You might be pregnant if you constantly misjudge your girth and bump into things and people all day long.
That’s a lot of belly to navigate.
You might be pregnant if you have at least one remodeling project that you are insisting be done in a given time period but you don’t plan to help at all, other than giving direction, which, as well all know, is the most important part. For instance, perhaps you have a bathroom remodel project that you wisely and graciously (much to the relief of your darling husband who puts up with your nonsense) scaled down to include merely repainting the walls, new linoleum, and new baseboard. That’s not hard, right? Like, he can totally do that in a weekend. Maybe even a day.
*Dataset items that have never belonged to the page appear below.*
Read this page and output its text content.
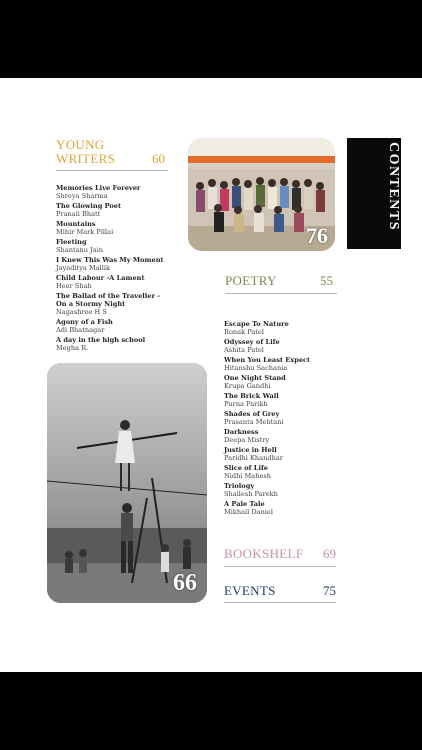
YOUNG
WRITERS	60
Memories Live Forever
Shreya Sharma
The Glowing Poet
Pranali Bhatt
Mountains
Mihir Mark Pillai
Fleeting
Shantanu Jain
I Knew This Was My Moment
Jayaditya Mallik
Child Labour -A Lament
Heer Shah
The Ballad of the Traveller -
On a Stormy Night
Nagashree H S
Agony of a Fish
Adi Bhatnagar
A day in the high school
Megha R.
76
CONTENTS
POETRY	55
Escape To Nature
Ronak Patel
Odyssey of Life
Ashita Patel
When You Least Expect
Hitanshu Sachania
One Night Stand
Krupa Gandhi
The Brick Wall
Purna Parikh
Shades of Grey
Prasanta Mehtani
Darkness
Deepa Mistry
Justice in Hell
Paridhi Khandhar
Slice of Life
Nidhi Mahesh
Triology
Shailesh Parekh
A Pale Tale
Mikhail Daniel
66
BOOKSHELF 69
EVENTS	75
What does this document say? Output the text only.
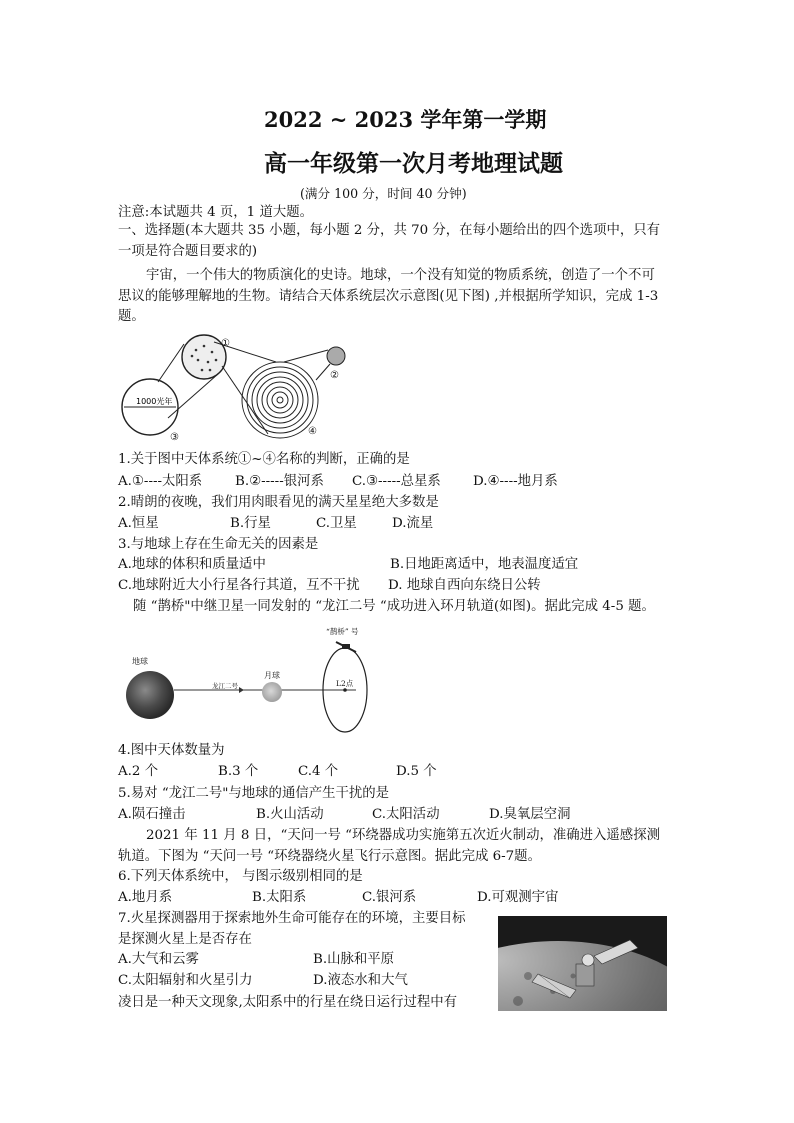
2022 ~ 2023 学年第一学期
高一年级第一次月考地理试题
(满分 100 分，时间 40 分钟)
注意:本试题共 4 页，1 道大题。
一、选择题(本大题共 35 小题，每小题 2 分，共 70 分，在每小题给出的四个选项中，只有
一项是符合题目要求的)
宇宙，一个伟大的物质演化的史诗。地球，一个没有知觉的物质系统，创造了一个不可
思议的能够理解地的生物。请结合天体系统层次示意图(见下图) ,并根据所学知识，完成 1-3
题。
1000光年
①
②
③
④
1.关于图中天体系统①~④名称的判断，正确的是
A.①----太阳系 B.②-----银河系 C.③-----总星系 D.④----地月系
2.晴朗的夜晚，我们用肉眼看见的满天星星绝大多数是
A.恒星	B.行星	C.卫星	D.流星
3.与地球上存在生命无关的因素是
A.地球的体积和质量适中	B.日地距离适中，地表温度适宜
C.地球附近大小行星各行其道，互不干扰 D. 地球自西向东绕日公转
随 “鹊桥"中继卫星一同发射的 “龙江二号 “成功进入环月轨道(如图)。据此完成 4-5 题。
地球
龙江二号
月球
“鹊桥” 号
L2点
4.图中天体数量为
A.2 个	B.3 个	C.4 个	D.5 个
5.易对 “龙江二号"与地球的通信产生干扰的是
A.陨石撞击	B.火山活动	C.太阳活动	D.臭氧层空洞
2021 年 11 月 8 日，“天问一号 “环绕器成功实施第五次近火制动，准确进入遥感探测
轨道。下图为 “天问一号 “环绕器绕火星飞行示意图。据此完成 6-7题。
6.下列天体系统中， 与图示级别相同的是
A.地月系	B.太阳系	C.银河系	D.可观测宇宙
7.火星探测器用于探索地外生命可能存在的环境，主要目标
是探测火星上是否存在
A.大气和云雾	B.山脉和平原
C.太阳辐射和火星引力	D.液态水和大气
凌日是一种天文现象,太阳系中的行星在绕日运行过程中有
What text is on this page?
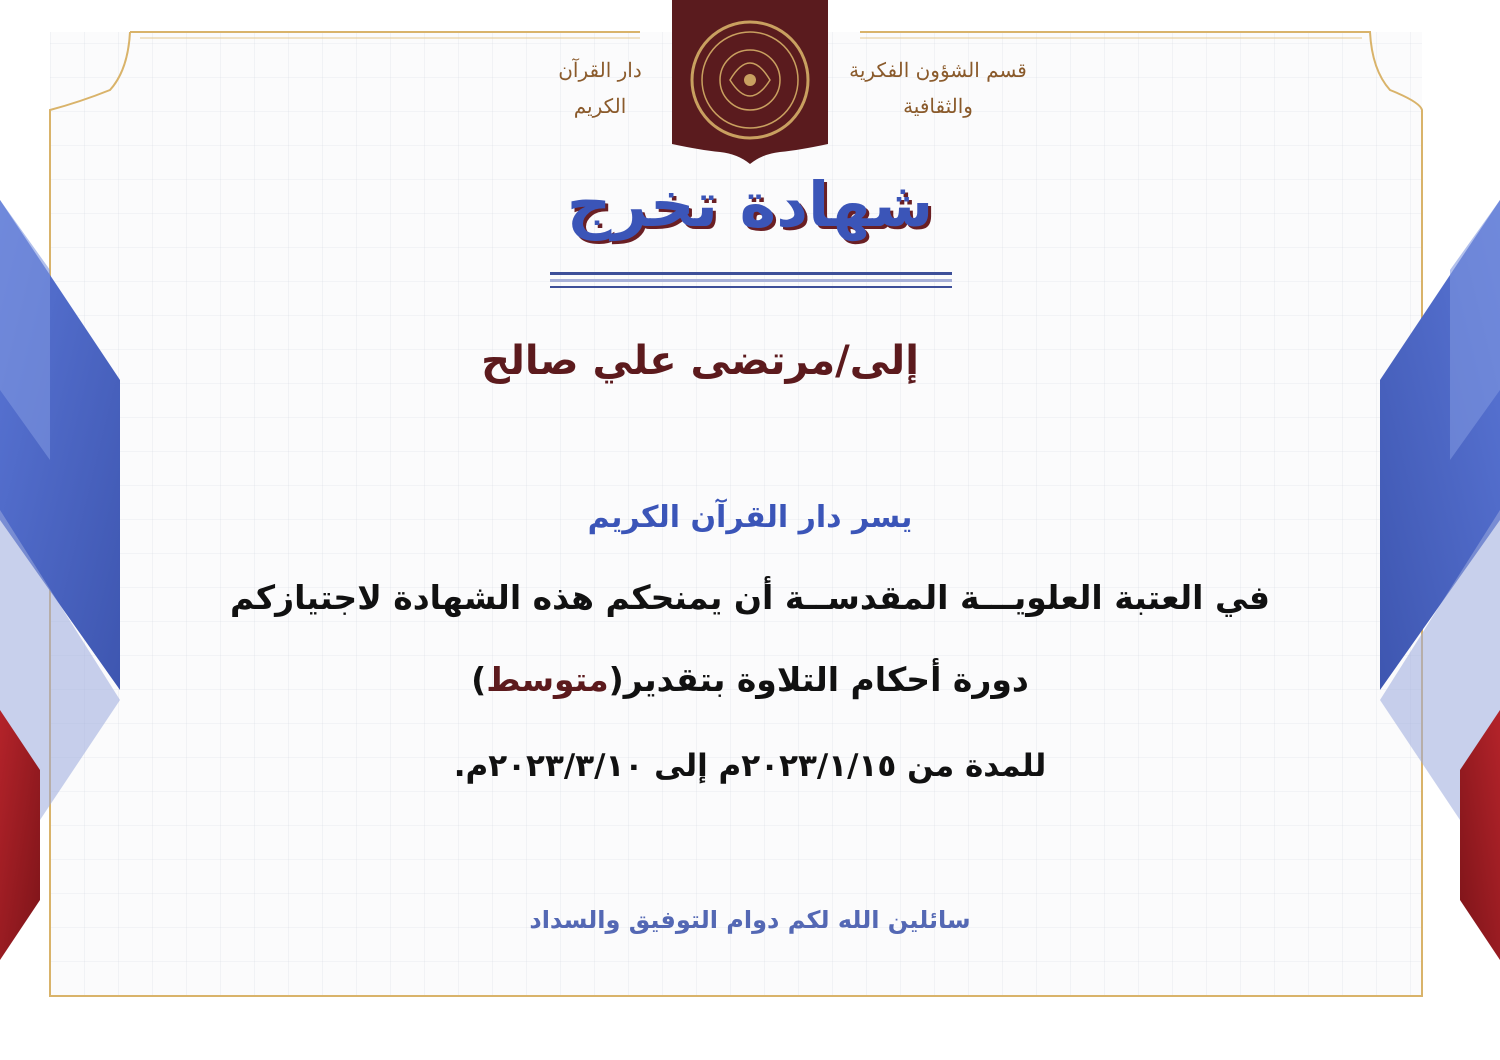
دار القرآن الكريم
قسم الشؤون الفكرية والثقافية
شهادة تخرج
إلى/مرتضى علي صالح
يسر دار القرآن الكريم
في العتبة العلويـــة المقدســة أن يمنحكم هذه الشهادة لاجتيازكم
دورة أحكام التلاوة بتقدير(متوسط)
للمدة من ٢٠٢٣/١/١٥م إلى ٢٠٢٣/٣/١٠م.
سائلين الله لكم دوام التوفيق والسداد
You might be pregnant if, in addition to that one not-so-big remodel project you have planned, something rather disastrous happens in your house, causing you to make plans for a truly enormous remodel project. Like, for instance, when something happens at a hose bib in the backyard during the week of super sunny, hot weather while you are running the slip-n-slide for an entire afternoon and water backs up into your crawlspace and your laundry room, soaking your basement carpet, so you think, “Hey! Since we have to get new carpet anyway, why don’t we just redo the walls with new insulation and drywall and definitely new paint, we really need new paint in here, THIS BABY SHOULD NOT HAVE TO COME INTO A HOME WITHOUT NEW PAINT!” You think about projects like this even though you are 99% sure you would rather not be divorced before the baby comes. (1% sure that the walls need to be painted regardless.)
It turned out it was a VERY EXPENSIVE slip-n-slide session.
You might be pregnant if the aforementioned disastrous event results in a $1000 plumbing bill, causing you to cry giant alligator tears and scrap plans for a new carpet and new paint and instead settle for a heavy-duty professional carpet cleaning because you want to be able to fund some college savings accounts for your children someday. PRIORITIES, mama. This doesn’t mean that you won’t hate that carpet until the day you die or move to a new house, whichever comes first.
You might be pregnant if you are shopping for anything at IKEA and you’re not heading to college or your first apartment in your early 20s.
You might be pregnant if the biggest and best gift anyone could give you this year for Mother’s Day or your birthday is a nap, but you didn’t get one for Mother’s Day and you know you won’t get one for your birthday, and you probably won’t have a chance to have one at any other time on any other day of the week because you are the glue that holds the family together and without you cooking and cleaning and grocery shopping and taking kids places and the dog to the vet and every other goddamn thing that must be done on a daily/weekly/monthly basis, no one would have any clean clothes to wear of food to eat and they would look at you with sad, big eyes and say, “Mommy? Help me!” just when you are about to drift off into a blissful 45-minute snooze on the couch. Trust me, it’s not worth the pain of rousting yourself from an aborted nap to even bother trying.